And here’s to you, Ms Tessie Camilleri: the University of Malta’s first ever female graduate, who matriculated with a degree in literature in 1922, and who has just had a campus walkway named in her honour.
Ms Camilleri was one of a pair of young women who enrolled in separate courses – Arts and Medicine – at the University of Malta in October 1919. The other was Blanche Huber, who went on to become a successful doctor in her own right, and who already has a street named after her in Sliema.
As the Arts course was (and still is) shorter than Medicine, Tessie Camilleri beat her friend and fellow student to the position of first-ever female graduate by two years.
On 2 May 1922, The Daily Malta Chronicle took note of Camilleri’s graduation:
“Miss Camilleri has greatly distinguished herself in the Course of Literature, revealing intellectual endowments and attainments of no mean order, and we heartily congratulate her on her well-deserved success which has gained for her the distinction of being the first lady graduate of the University of Malta.”
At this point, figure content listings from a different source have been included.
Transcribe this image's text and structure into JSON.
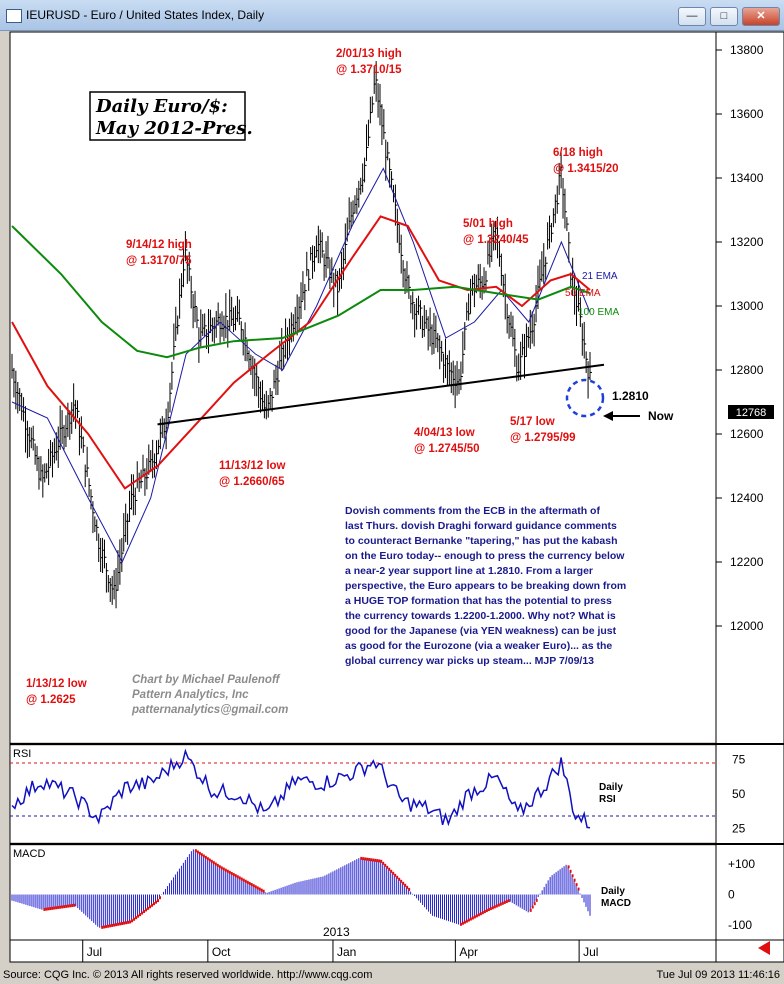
{
  "window": {
    "title": "IEURUSD - Euro / United States Index, Daily",
    "buttons": {
      "minimize": "—",
      "maximize": "□",
      "close": "✕"
    }
  },
  "colors": {
    "background": "#ffffff",
    "price": "#000000",
    "ema21": "#1a1aa6",
    "ema50": "#e01010",
    "ema100": "#0c8a0c",
    "annotation": "#e01010",
    "commentary": "#1a1a8c",
    "support": "#000000",
    "circle": "#1f3fdd",
    "rsi": "#1010c0",
    "macd": "#2020d0"
  },
  "chart_data": {
    "type": "line",
    "title": "Daily Euro/$:",
    "subtitle": "May 2012-Pres.",
    "xlabel": "",
    "ylabel": "",
    "x_ticks": [
      "Jul",
      "Oct",
      "Jan",
      "Apr",
      "Jul"
    ],
    "year_label": "2013",
    "ylim": [
      11600,
      13900
    ],
    "y_ticks": [
      "13800",
      "13600",
      "13400",
      "13200",
      "13000",
      "12800",
      "12600",
      "12400",
      "12200",
      "12000"
    ],
    "last_price_tag": "12768",
    "grid": false,
    "series": [
      {
        "name": "Price",
        "x": [
          "2012-05-10",
          "2012-06-01",
          "2012-06-25",
          "2012-07-13",
          "2012-07-24",
          "2012-08-06",
          "2012-08-20",
          "2012-09-01",
          "2012-09-14",
          "2012-09-25",
          "2012-10-10",
          "2012-10-25",
          "2012-11-13",
          "2012-11-25",
          "2012-12-10",
          "2012-12-20",
          "2013-01-05",
          "2013-01-15",
          "2013-01-25",
          "2013-02-01",
          "2013-02-12",
          "2013-02-25",
          "2013-03-08",
          "2013-03-19",
          "2013-03-27",
          "2013-04-04",
          "2013-04-12",
          "2013-04-22",
          "2013-05-01",
          "2013-05-08",
          "2013-05-17",
          "2013-05-28",
          "2013-06-06",
          "2013-06-18",
          "2013-06-25",
          "2013-07-02",
          "2013-07-09"
        ],
        "values": [
          12800,
          12450,
          12700,
          12260,
          12100,
          12400,
          12500,
          12650,
          13170,
          12900,
          12960,
          12950,
          12660,
          12850,
          13050,
          13200,
          13050,
          13300,
          13450,
          13710,
          13400,
          13050,
          12950,
          12880,
          12800,
          12760,
          13050,
          13080,
          13240,
          13020,
          12800,
          12950,
          13150,
          13415,
          13100,
          12950,
          12768
        ]
      },
      {
        "name": "21 EMA",
        "x": [
          "2012-05-10",
          "2012-06-05",
          "2012-07-05",
          "2012-07-30",
          "2012-08-20",
          "2012-09-15",
          "2012-10-10",
          "2012-11-05",
          "2012-11-25",
          "2012-12-20",
          "2013-01-15",
          "2013-02-07",
          "2013-03-01",
          "2013-03-25",
          "2013-04-15",
          "2013-05-05",
          "2013-05-25",
          "2013-06-18",
          "2013-07-09"
        ],
        "values": [
          12700,
          12650,
          12400,
          12200,
          12400,
          12850,
          12950,
          12850,
          12800,
          13000,
          13250,
          13430,
          13200,
          12900,
          12950,
          13050,
          12950,
          13200,
          12980
        ]
      },
      {
        "name": "50 EMA",
        "x": [
          "2012-05-10",
          "2012-06-05",
          "2012-07-05",
          "2012-08-01",
          "2012-08-25",
          "2012-09-20",
          "2012-10-20",
          "2012-11-15",
          "2012-12-15",
          "2013-01-15",
          "2013-02-05",
          "2013-02-25",
          "2013-03-20",
          "2013-04-10",
          "2013-05-01",
          "2013-05-20",
          "2013-06-10",
          "2013-06-25",
          "2013-07-09"
        ],
        "values": [
          12950,
          12750,
          12600,
          12430,
          12500,
          12620,
          12760,
          12850,
          12950,
          13150,
          13280,
          13250,
          13080,
          13050,
          13060,
          13000,
          13080,
          13100,
          13050
        ]
      },
      {
        "name": "100 EMA",
        "x": [
          "2012-05-10",
          "2012-06-15",
          "2012-07-15",
          "2012-08-10",
          "2012-09-01",
          "2012-09-25",
          "2012-10-20",
          "2012-11-25",
          "2013-01-05",
          "2013-02-05",
          "2013-03-01",
          "2013-04-01",
          "2013-05-01",
          "2013-06-01",
          "2013-06-25",
          "2013-07-09"
        ],
        "values": [
          13250,
          13100,
          12950,
          12860,
          12840,
          12870,
          12890,
          12900,
          12970,
          13050,
          13050,
          13060,
          13040,
          13020,
          13060,
          13040
        ]
      }
    ],
    "ema_labels": [
      "21 EMA",
      "50 EMA",
      "100 EMA"
    ],
    "support": {
      "label": "1.2810",
      "from": {
        "x": "2012-08-25",
        "y": 12630
      },
      "to": {
        "x": "2013-07-09",
        "y": 12810
      }
    },
    "now_label": "Now",
    "annotations": [
      {
        "lines": [
          "2/01/13 high",
          "@ 1.3710/15"
        ]
      },
      {
        "lines": [
          "9/14/12 high",
          "@ 1.3170/75"
        ]
      },
      {
        "lines": [
          "5/01 high",
          "@ 1.3240/45"
        ]
      },
      {
        "lines": [
          "6/18 high",
          "@ 1.3415/20"
        ]
      },
      {
        "lines": [
          "11/13/12 low",
          "@ 1.2660/65"
        ]
      },
      {
        "lines": [
          "4/04/13 low",
          "@ 1.2745/50"
        ]
      },
      {
        "lines": [
          "5/17 low",
          "@ 1.2795/99"
        ]
      },
      {
        "lines": [
          "1/13/12 low",
          "@ 1.2625"
        ]
      }
    ],
    "commentary": [
      "Dovish comments from the ECB in the aftermath of",
      "last Thurs. dovish Draghi forward guidance comments",
      "to counteract Bernanke \"tapering,\" has put the kabash",
      "on the Euro today-- enough to press the currency below",
      "a near-2 year support line at 1.2810.  From a larger",
      "perspective, the Euro appears to be breaking down from",
      "a HUGE TOP formation that has the potential to press",
      "the currency towards 1.2200-1.2000.  Why not?  What is",
      "good for the Japanese (via YEN weakness) can be just",
      "as good for the Eurozone (via a weaker Euro)... as the",
      "global currency war picks up steam...   MJP  7/09/13"
    ],
    "credit": [
      "Chart by Michael Paulenoff",
      "Pattern Analytics, Inc",
      "patternanalytics@gmail.com"
    ],
    "rsi": {
      "panel_label": "RSI",
      "side_label": [
        "Daily",
        "RSI"
      ],
      "ticks": [
        "75",
        "50",
        "25"
      ],
      "ylim": [
        15,
        85
      ],
      "x": [
        "2012-05-10",
        "2012-06-01",
        "2012-06-25",
        "2012-07-13",
        "2012-08-01",
        "2012-08-20",
        "2012-09-14",
        "2012-10-05",
        "2012-10-25",
        "2012-11-13",
        "2012-12-05",
        "2012-12-25",
        "2013-01-15",
        "2013-02-01",
        "2013-02-20",
        "2013-03-10",
        "2013-03-27",
        "2013-04-10",
        "2013-05-01",
        "2013-05-17",
        "2013-06-05",
        "2013-06-18",
        "2013-06-28",
        "2013-07-09"
      ],
      "values": [
        42,
        60,
        48,
        32,
        55,
        58,
        78,
        52,
        50,
        35,
        60,
        58,
        65,
        74,
        45,
        40,
        30,
        50,
        62,
        35,
        55,
        73,
        35,
        28
      ]
    },
    "macd": {
      "panel_label": "MACD",
      "side_label": [
        "Daily",
        "MACD"
      ],
      "ticks": [
        "+100",
        "0",
        "-100"
      ],
      "ylim": [
        -150,
        160
      ],
      "x": [
        "2012-05-10",
        "2012-06-01",
        "2012-06-25",
        "2012-07-13",
        "2012-08-05",
        "2012-08-25",
        "2012-09-20",
        "2012-10-10",
        "2012-11-13",
        "2012-12-05",
        "2012-12-25",
        "2013-01-20",
        "2013-02-05",
        "2013-02-25",
        "2013-03-15",
        "2013-04-04",
        "2013-04-25",
        "2013-05-10",
        "2013-05-25",
        "2013-06-10",
        "2013-06-22",
        "2013-07-09"
      ],
      "values": [
        -20,
        -50,
        -35,
        -110,
        -90,
        -20,
        150,
        90,
        5,
        40,
        60,
        120,
        110,
        20,
        -70,
        -100,
        -50,
        -20,
        -60,
        60,
        100,
        -70
      ]
    }
  },
  "footer": {
    "source": "Source: CQG Inc. © 2013 All rights reserved worldwide. http://www.cqg.com",
    "timestamp": "Tue Jul 09 2013 11:46:16"
  }
}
Tessie Camilleri was born on 6 January, 1901, into what can be described as a family of female achievers. Her aunt, Giulia Camilleri, was an inspector of schools, while three other aunts ran a respected private school in Valletta.
Shortly after her graduation, she married Mr Edgar Staines, who worked in the Administration of the University, and had four children in quick succession. She died on 2 October 1930, aged only 29.
The naming of the walkway – Vjal Tessie Camilleri, opposite the old university gateway by the side of Student House – was one of a number of events to commemorate Foundation Day.